Futures brokerage firms offer “cheap and easy” leverage;  many firms advertise the ability to trade a single e-mini S&P futures contract intraday for as little as $500 per contract. Unfortunately, novice traders often assume that is a reasonable amount of leverage.  In other words, if they are trading a $10,000 account they might opt to trade 20 contracts ($10,000/$500) for no other reason than “they can.”  In my opinion, this is a horrible idea that will most likely result in massive losses.  Traders are far better off trading with less leverage than is available to them.

Not only does trading the maximum allotted size reduce your room for error and, therefore, your odds of success, but it dramatically increases the probability that you will become an emotional wreck.  After all, if you are holding 20 contracts in a $10,000 account it would take a mere 10 point move in the ES to blow out your trading account; further, it would only take a 5 point move to lose 50%.  If you’ve followed the ES intraday, you know that it can move five points in the blink of an eye at times.  One might argue that trading such size leaves the door open to double an account on a single trade but the odds are highly against it.   Even the most sophisticated and experienced traders require room for error in their trading.  

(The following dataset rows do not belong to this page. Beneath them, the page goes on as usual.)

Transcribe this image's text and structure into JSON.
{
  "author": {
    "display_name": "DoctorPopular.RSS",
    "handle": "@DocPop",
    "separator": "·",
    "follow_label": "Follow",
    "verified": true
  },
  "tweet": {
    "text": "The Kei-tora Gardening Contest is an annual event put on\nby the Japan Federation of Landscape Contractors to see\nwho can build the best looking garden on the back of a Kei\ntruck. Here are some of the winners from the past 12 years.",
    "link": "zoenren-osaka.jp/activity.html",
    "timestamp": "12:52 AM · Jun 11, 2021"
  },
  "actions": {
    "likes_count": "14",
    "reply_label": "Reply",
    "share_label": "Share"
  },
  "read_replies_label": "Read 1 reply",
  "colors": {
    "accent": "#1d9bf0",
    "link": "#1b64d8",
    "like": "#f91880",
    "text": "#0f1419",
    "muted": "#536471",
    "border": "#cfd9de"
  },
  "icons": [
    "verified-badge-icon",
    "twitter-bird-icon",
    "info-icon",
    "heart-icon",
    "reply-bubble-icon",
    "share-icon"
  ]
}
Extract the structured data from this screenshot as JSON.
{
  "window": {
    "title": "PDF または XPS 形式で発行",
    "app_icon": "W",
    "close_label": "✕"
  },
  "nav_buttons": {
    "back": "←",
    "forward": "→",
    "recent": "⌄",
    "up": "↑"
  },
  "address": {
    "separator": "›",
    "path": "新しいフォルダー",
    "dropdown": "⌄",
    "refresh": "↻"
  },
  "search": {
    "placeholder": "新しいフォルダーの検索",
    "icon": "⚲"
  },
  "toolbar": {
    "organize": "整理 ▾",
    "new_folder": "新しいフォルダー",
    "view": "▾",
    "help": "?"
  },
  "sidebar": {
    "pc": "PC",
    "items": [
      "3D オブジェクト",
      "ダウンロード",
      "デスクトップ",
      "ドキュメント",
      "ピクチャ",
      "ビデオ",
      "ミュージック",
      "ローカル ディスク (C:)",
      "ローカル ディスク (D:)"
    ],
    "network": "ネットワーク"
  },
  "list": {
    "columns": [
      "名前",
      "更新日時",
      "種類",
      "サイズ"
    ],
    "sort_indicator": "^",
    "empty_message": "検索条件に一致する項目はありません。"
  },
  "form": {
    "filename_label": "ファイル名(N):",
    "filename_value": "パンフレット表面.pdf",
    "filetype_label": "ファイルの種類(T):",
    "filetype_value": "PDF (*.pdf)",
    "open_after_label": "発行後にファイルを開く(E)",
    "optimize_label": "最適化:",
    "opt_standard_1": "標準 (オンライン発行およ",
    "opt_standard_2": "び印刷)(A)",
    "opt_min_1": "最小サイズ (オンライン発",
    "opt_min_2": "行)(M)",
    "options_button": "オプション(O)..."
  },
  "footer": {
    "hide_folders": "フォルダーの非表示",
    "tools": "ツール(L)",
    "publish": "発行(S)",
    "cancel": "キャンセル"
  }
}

In addition, assuming a starting balance of $10,000, it is possible to double an account in a little less than a year with a profit of just $50 per day.  Realistically, $50 per day is far more achievable than attempting to double a trading account in a day or two.  Even those that succeed via the former method are highly prone to giving it back to the market (plus some).  I think we all agree that doubling an account in a year would be an extremely respectable outcome.  Further, it doesn’t take a large contract size trader to achieve a $50 per day profit.  In fact, I would presume the odds of accomplishing this goal as a 1 lot trader, would exceed that of a multi-lot trader.

The Only Thing We Know For Sure, Is That We Don’t Know

Some of the sharpest minds in the trading industry have expressed sentiment suggesting that they enter each trade with the idea that they are probably wrong.  This gives them the proper mindset to avoid crippling losses, and keeps them humble and willing to take profits at reasonable levels when things go in their favor.
Each and every day, market prices are influenced by a theoretically unlimited number of factors.  With this in mind, it shouldn’t be surprising that predicting how prices will move at any given time is extremely difficult to do.  After all, the tools we are using to gauge market direction are all the result of historical pricing.  As we’ve been reminded throughout our lives, “past performance is not indicative of future results.” 


Many will view this as a pessimistic view on day trading, or even an anti-trading piece.  Nonetheless, my intention isn’t to dissuade you from day trading leveraged futures contracts.  After all, I make my living through commission paid by my brokerage clients; but I’ve made it a personal undertaking to ensure that the general public is privy to the hardships of trading futures along with simple steps they can take to put them at better odds with the market.   

*There is substantial risk in trading options and futures.  It is not suitable for everyone.